Red Hat Bugzilla – Bug 480013
GFS: httpd processes get hanged in D state
Last modified: 2010-01-11 22:21:46 EST
Description of problem:
We are experiencing GFS problems on a cluster hosting a high-traffic web
site. The servers are running RHEL 4.6, the hosted site is a dynamic PHP
based web application. GFS is used for the document root, for PHP
session files and for storing pre-compiled caches of web page templates.
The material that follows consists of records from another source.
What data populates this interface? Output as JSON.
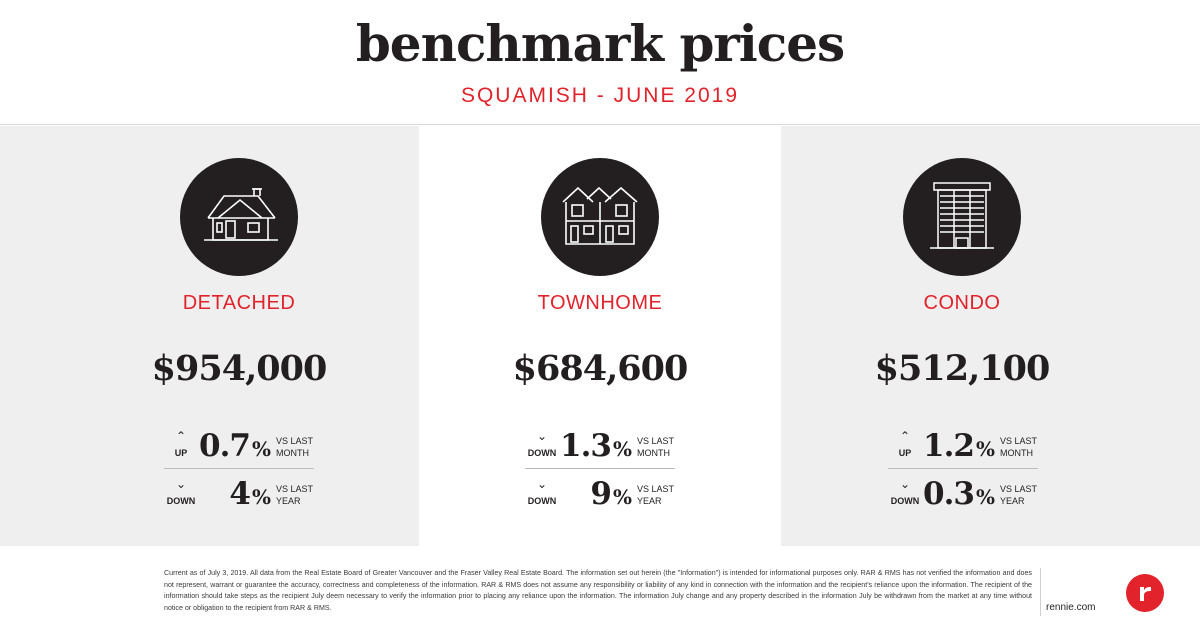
{
  "header": {
    "title": "benchmark prices",
    "subtitle": "SQUAMISH - JUNE 2019"
  },
  "categories": [
    {
      "icon": "detached-house-icon",
      "label": "DETACHED",
      "price": "$954,000",
      "changes": [
        {
          "arrow": "⌃",
          "direction": "UP",
          "value": "0.7",
          "unit": "%",
          "compare": "VS LAST MONTH"
        },
        {
          "arrow": "⌄",
          "direction": "DOWN",
          "value": "4",
          "unit": "%",
          "compare": "VS LAST YEAR"
        }
      ]
    },
    {
      "icon": "townhome-icon",
      "label": "TOWNHOME",
      "price": "$684,600",
      "changes": [
        {
          "arrow": "⌄",
          "direction": "DOWN",
          "value": "1.3",
          "unit": "%",
          "compare": "VS LAST MONTH"
        },
        {
          "arrow": "⌄",
          "direction": "DOWN",
          "value": "9",
          "unit": "%",
          "compare": "VS LAST YEAR"
        }
      ]
    },
    {
      "icon": "condo-building-icon",
      "label": "CONDO",
      "price": "$512,100",
      "changes": [
        {
          "arrow": "⌃",
          "direction": "UP",
          "value": "1.2",
          "unit": "%",
          "compare": "VS LAST MONTH"
        },
        {
          "arrow": "⌄",
          "direction": "DOWN",
          "value": "0.3",
          "unit": "%",
          "compare": "VS LAST YEAR"
        }
      ]
    }
  ],
  "footer": {
    "disclaimer": "Current as of July 3, 2019. All data from the Real Estate Board of Greater Vancouver and the Fraser Valley Real Estate Board. The information set out herein (the \"Information\") is intended for informational purposes only. RAR & RMS has not verified the information and does not represent, warrant or guarantee the accuracy, correctness and completeness of the information. RAR & RMS does not assume any responsibility or liability of any kind in connection with the information and the recipient's reliance upon the information. The recipient of the information should take steps as the recipient July deem necessary to verify the information prior to placing any reliance upon the information. The information July change and any property described in the information July be withdrawn from the market at any time without notice or obligation to the recipient from RAR & RMS.",
    "website": "rennie.com",
    "logo": "rennie-logo-icon"
  },
  "colors": {
    "accent": "#e2232b",
    "dark": "#231f20",
    "panel_gray": "#efefef"
  }
}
The issue we are having is that occasionally all of the httpd processes
on every node get hung in D state. This happens about once in 2 months
for most of the time, but for ex. it happened twice in 2 weeks during
the peak traffic period of the holidays. The only hint that something
went wrong with GFS is the following three lines in the message log:
Jan 4 20:36:50 fe20 kernel: dlm: cache: cancel reply ret 0
Jan 4 20:36:50 fe20 kernel: lock_dlm: unlock sb_status 0 8,60 flags 0
Jan 4 20:36:50 fe20 kernel: dlm: cache: process_lockqueue_reply id
221e016b state 0
Dec 23 13:48:43 fe20 kernel: dlm: cache: cancel reply ret 0
Dec 23 13:48:43 fe20 kernel: lock_dlm: unlock sb_status 0 2,c3f859 flags
Dec 23 13:48:43 fe20 kernel: dlm: cache: process_lockqueue_reply id
3fda0191 state 0
These messages have only appeared on one node. Other than the hanged
apache processes, everything seemed to be normal, no fence action was
taken, but the only way to recover from this was to fence the fe20 node
by hand. The apache processes couldn't be killed.
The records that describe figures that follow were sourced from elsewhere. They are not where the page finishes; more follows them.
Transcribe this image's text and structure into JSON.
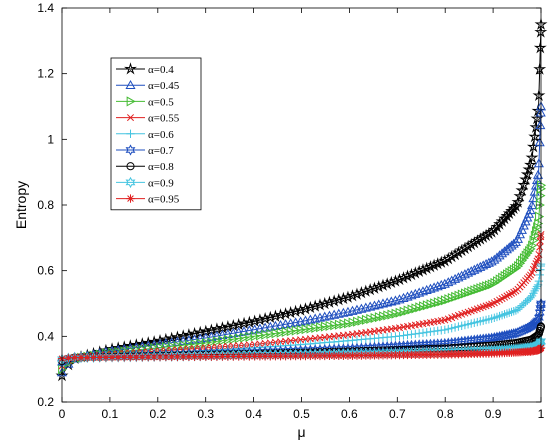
{
  "chart_data": {
    "type": "line",
    "xlabel": "μ",
    "ylabel": "Entropy",
    "xlim": [
      0,
      1
    ],
    "ylim": [
      0.2,
      1.4
    ],
    "xticks": [
      "0",
      "0.1",
      "0.2",
      "0.3",
      "0.4",
      "0.5",
      "0.6",
      "0.7",
      "0.8",
      "0.9",
      "1"
    ],
    "yticks": [
      "0.2",
      "0.4",
      "0.6",
      "0.8",
      "1",
      "1.2",
      "1.4"
    ],
    "grid": false,
    "legend_position": "top-left",
    "series": [
      {
        "name": "α=0.4",
        "color": "#000000",
        "marker": "star",
        "x": [
          0,
          0.02,
          0.1,
          0.2,
          0.3,
          0.4,
          0.5,
          0.6,
          0.7,
          0.8,
          0.9,
          0.95,
          0.98,
          0.995,
          1
        ],
        "y": [
          0.28,
          0.33,
          0.36,
          0.385,
          0.415,
          0.445,
          0.48,
          0.52,
          0.57,
          0.63,
          0.72,
          0.8,
          0.93,
          1.1,
          1.35
        ]
      },
      {
        "name": "α=0.45",
        "color": "#1f4fbf",
        "marker": "triangle-up",
        "x": [
          0,
          0.02,
          0.1,
          0.2,
          0.3,
          0.4,
          0.5,
          0.6,
          0.7,
          0.8,
          0.9,
          0.95,
          0.98,
          0.995,
          1
        ],
        "y": [
          0.29,
          0.33,
          0.355,
          0.375,
          0.395,
          0.42,
          0.445,
          0.475,
          0.51,
          0.56,
          0.63,
          0.69,
          0.79,
          0.9,
          1.1
        ]
      },
      {
        "name": "α=0.5",
        "color": "#44bb33",
        "marker": "triangle-right",
        "x": [
          0,
          0.02,
          0.1,
          0.2,
          0.3,
          0.4,
          0.5,
          0.6,
          0.7,
          0.8,
          0.9,
          0.95,
          0.98,
          0.995,
          1
        ],
        "y": [
          0.3,
          0.33,
          0.35,
          0.365,
          0.38,
          0.4,
          0.42,
          0.44,
          0.47,
          0.51,
          0.56,
          0.61,
          0.67,
          0.75,
          0.86
        ]
      },
      {
        "name": "α=0.55",
        "color": "#e02020",
        "marker": "x",
        "x": [
          0,
          0.02,
          0.1,
          0.2,
          0.3,
          0.4,
          0.5,
          0.6,
          0.7,
          0.8,
          0.9,
          0.95,
          0.98,
          0.995,
          1
        ],
        "y": [
          0.31,
          0.335,
          0.345,
          0.355,
          0.365,
          0.375,
          0.39,
          0.405,
          0.425,
          0.45,
          0.5,
          0.54,
          0.59,
          0.64,
          0.71
        ]
      },
      {
        "name": "α=0.6",
        "color": "#44c4e0",
        "marker": "plus",
        "x": [
          0,
          0.02,
          0.1,
          0.2,
          0.3,
          0.4,
          0.5,
          0.6,
          0.7,
          0.8,
          0.9,
          0.95,
          0.98,
          0.995,
          1
        ],
        "y": [
          0.315,
          0.335,
          0.343,
          0.35,
          0.357,
          0.365,
          0.375,
          0.387,
          0.4,
          0.42,
          0.455,
          0.48,
          0.52,
          0.56,
          0.62
        ]
      },
      {
        "name": "α=0.7",
        "color": "#1f4fbf",
        "marker": "hexagram",
        "x": [
          0,
          0.02,
          0.1,
          0.2,
          0.3,
          0.4,
          0.5,
          0.6,
          0.7,
          0.8,
          0.9,
          0.95,
          0.98,
          0.995,
          1
        ],
        "y": [
          0.32,
          0.335,
          0.34,
          0.344,
          0.348,
          0.352,
          0.357,
          0.362,
          0.37,
          0.378,
          0.395,
          0.41,
          0.43,
          0.45,
          0.5
        ]
      },
      {
        "name": "α=0.8",
        "color": "#000000",
        "marker": "circle",
        "x": [
          0,
          0.02,
          0.1,
          0.2,
          0.3,
          0.4,
          0.5,
          0.6,
          0.7,
          0.8,
          0.9,
          0.95,
          0.98,
          0.995,
          1
        ],
        "y": [
          0.325,
          0.335,
          0.338,
          0.341,
          0.344,
          0.347,
          0.35,
          0.354,
          0.358,
          0.363,
          0.372,
          0.38,
          0.39,
          0.405,
          0.43
        ]
      },
      {
        "name": "α=0.9",
        "color": "#44c4e0",
        "marker": "hexagram",
        "x": [
          0,
          0.02,
          0.1,
          0.2,
          0.3,
          0.4,
          0.5,
          0.6,
          0.7,
          0.8,
          0.9,
          0.95,
          0.98,
          0.995,
          1
        ],
        "y": [
          0.33,
          0.335,
          0.337,
          0.339,
          0.341,
          0.343,
          0.345,
          0.347,
          0.349,
          0.352,
          0.357,
          0.361,
          0.366,
          0.372,
          0.385
        ]
      },
      {
        "name": "α=0.95",
        "color": "#e02020",
        "marker": "asterisk",
        "x": [
          0,
          0.02,
          0.1,
          0.2,
          0.3,
          0.4,
          0.5,
          0.6,
          0.7,
          0.8,
          0.9,
          0.95,
          0.98,
          0.995,
          1
        ],
        "y": [
          0.332,
          0.335,
          0.336,
          0.337,
          0.338,
          0.339,
          0.34,
          0.341,
          0.343,
          0.345,
          0.348,
          0.351,
          0.354,
          0.358,
          0.365
        ]
      }
    ]
  }
}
Unfortunately we didn't had time for a deeper investigation of the
servers' condition during the hang because it is a production system and
getting the site back online was the top priority. I suspect that these
messages might not be enough to find the problem... If you need any
additional information from during the hanged state, tell us and we'll
make sure it will be collected next time this happens (which can be in a
couple of weeks or so..).
Versions of GFS and dlm:
In order to analyze the hang, I need to get the following information:
1. A dump of all GFS "glocks" from all nodes in the cluster. Please see:
2. A dump of all dlm locks from all nodes in the cluster. Please see:
3. Process call trace output from all nodes in the cluster from sysrq-t
output. The easiest way to collect that is to do this command:
echo "t" > /proc/sysrq-trigger
and capture/save the console output. Please be aware that triggering
the sysrq-t output can cause the system to hang and be unresponsive.
Therefore, other nodes may think the system is dead and try to fence
it. So you may have to temporarily disable fencing in order to
collect the complete output.
In NEEDINFO for six months; closing INSUFFICIENT_DATA.